IEEE Trans Neural Netw Learn Syst. 2024 Nov;35(11):16181-16195. doi: 10.1109/TNNLS.2023.3292179. Epub 2024 Oct 29.
Granger causality-based effective brain connectivity provides a powerful tool to probe the neural mechanism for information processing and the potential features for brain computer interfaces. However, in real applications, traditional Granger causality is prone to the influence of outliers, such as inevitable ocular artifacts, resulting in unreasonable brain linkages and the failure to decipher inherent cognition states. In this work, motivated by constructing the sparse causality brain networks under the strong physiological outlier noise conditions, we proposed a dual Laplacian Granger causality analysis (DLap-GCA) by imposing Laplacian distributions on both model parameters and residuals. In essence, the first Laplacian assumption on residuals will resist the influence of outliers in electroencephalogram (EEG) on causality inference, and the second Laplacian assumption on model parameters will sparsely characterize the intrinsic interactions among multiple brain regions. Through simulation study, we quantitatively verified its effectiveness in suppressing the influence of complex outliers, the stable capacity for model estimation, and sparse network inference. The application to motor-imagery (MI) EEG further reveals that our method can effectively capture the inherent hemispheric lateralization of MI tasks with sparse patterns even under strong noise conditions. The MI classification based on the network features derived from the proposed approach shows higher accuracy than other existing traditional approaches, which is attributed to the discriminative network structures being captured in a timely manner by DLap-GCA even under the single-trial online condition. Basically, these results consistently show its robustness to the influence of complex outliers and the capability of characterizing representative brain networks for cognition information processing, which has the potential to offer reliable network structures for both cognitive studies and future brain-computer interface (BCI) realization.

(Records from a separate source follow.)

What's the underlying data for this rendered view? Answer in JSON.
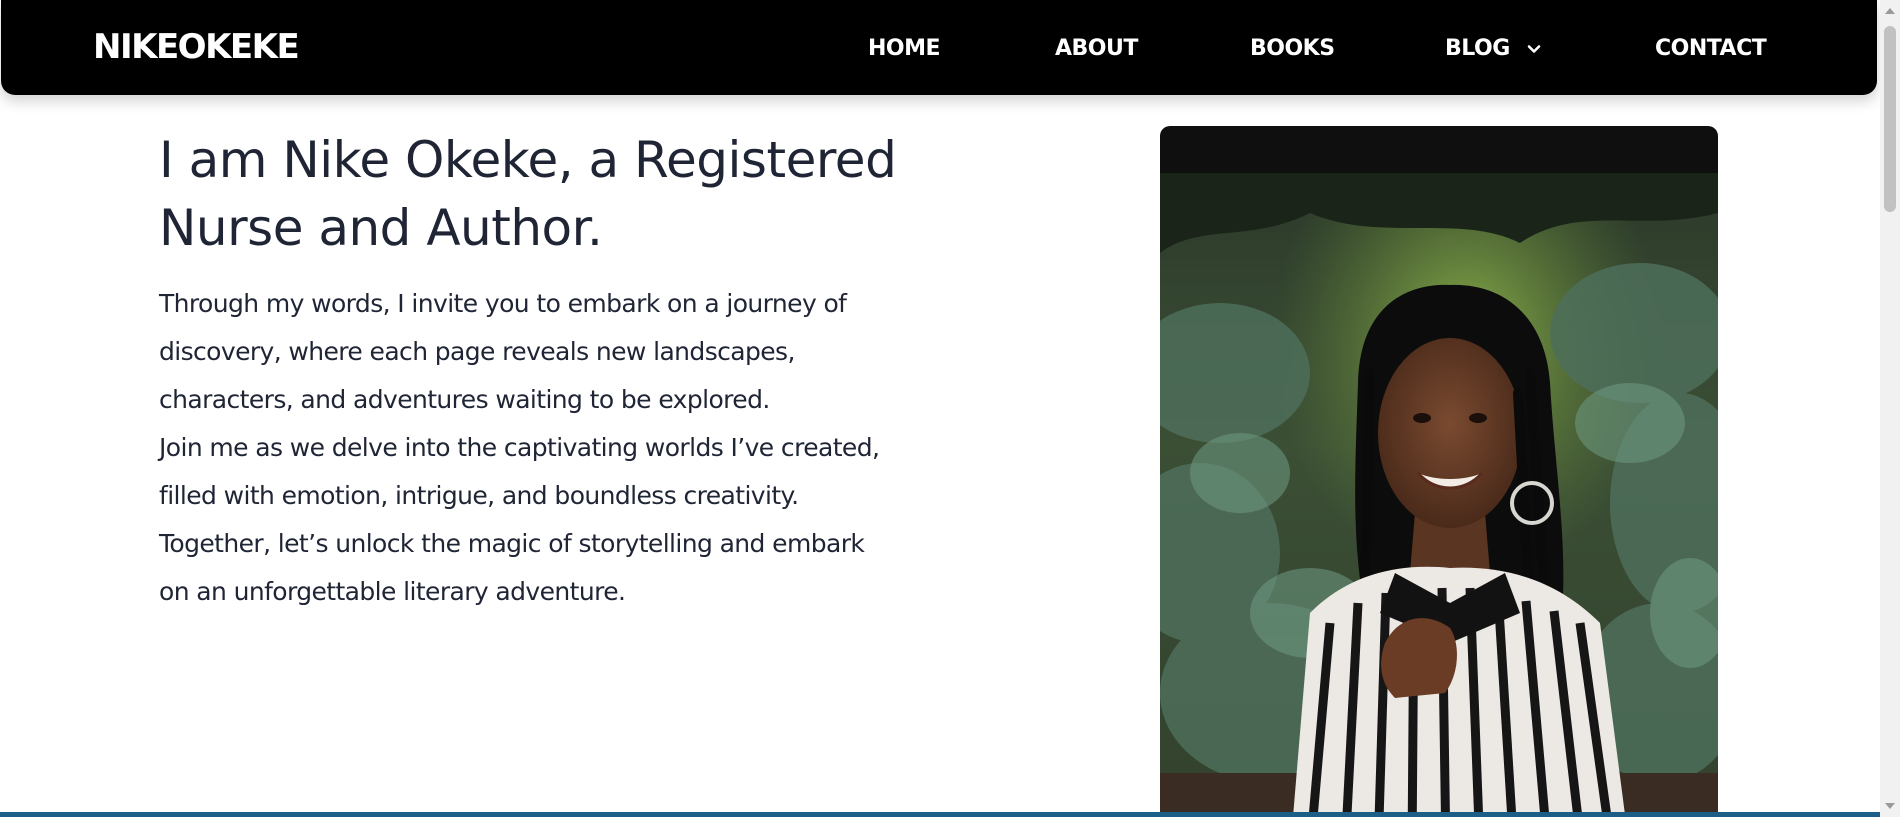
{
  "nav": {
    "brand": "NIKEOKEKE",
    "items": [
      {
        "label": "HOME"
      },
      {
        "label": "ABOUT"
      },
      {
        "label": "BOOKS"
      },
      {
        "label": "BLOG",
        "has_dropdown": true
      },
      {
        "label": "CONTACT"
      }
    ]
  },
  "hero": {
    "title": "I am Nike Okeke, a Registered Nurse and Author.",
    "paragraphs": [
      "Through my words, I invite you to embark on a journey of discovery, where each page reveals new landscapes, characters, and adventures waiting to be explored.",
      "Join me as we delve into the captivating worlds I’ve created, filled with emotion, intrigue, and boundless creativity.",
      "Together, let’s unlock the magic of storytelling and embark on an unforgettable literary adventure."
    ]
  },
  "icons": {
    "dropdown": "chevron-down-icon",
    "portrait": "portrait-photo"
  },
  "colors": {
    "navbar_bg": "#000000",
    "nav_text": "#ffffff",
    "heading_text": "#1f2535",
    "body_text": "#1f2535",
    "page_bg": "#ffffff",
    "photo_card_bg": "#0f0f10"
  }
}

基于格兰杰因果关系的有效脑连接提供了一种强大的工具,可以探究信息处理的神经机制和脑机接口的潜在特征。然而,在实际应用中,传统的格兰杰因果关系容易受到离群值的影响,例如不可避免的眼动伪迹,导致不合理的脑连接和无法破译内在认知状态。在这项工作中,受在强生理离群噪声条件下构建稀疏因果脑网络的启发,我们提出了一种双拉普拉斯格兰杰因果分析(DLap-GCA),通过在模型参数和残差上施加拉普拉斯分布。本质上,残差上的第一个拉普拉斯假设将抵抗脑电图(EEG)中离群值对因果推断的影响,而模型参数上的第二个拉普拉斯假设将稀疏地刻画多个脑区之间的内在相互作用。通过模拟研究,我们定量验证了它在抑制复杂离群值影响、模型估计的稳定能力和稀疏网络推断方面的有效性。对运动想象(MI)EEG 的应用进一步表明,即使在强噪声条件下,我们的方法也可以有效地捕捉 MI 任务的内在半球侧化,具有稀疏模式。基于所提出方法得出的网络特征的 MI 分类显示出比其他现有传统方法更高的准确性,这归因于 DLap-GCA 甚至在单次试验在线条件下也能及时捕捉到有区别的网络结构。基本上,这些结果一致表明它对复杂离群值影响的鲁棒性和对认知信息处理有代表性的脑网络进行特征刻画的能力,这为认知研究和未来脑机接口(BCI)的实现提供了可靠的网络结构的潜力。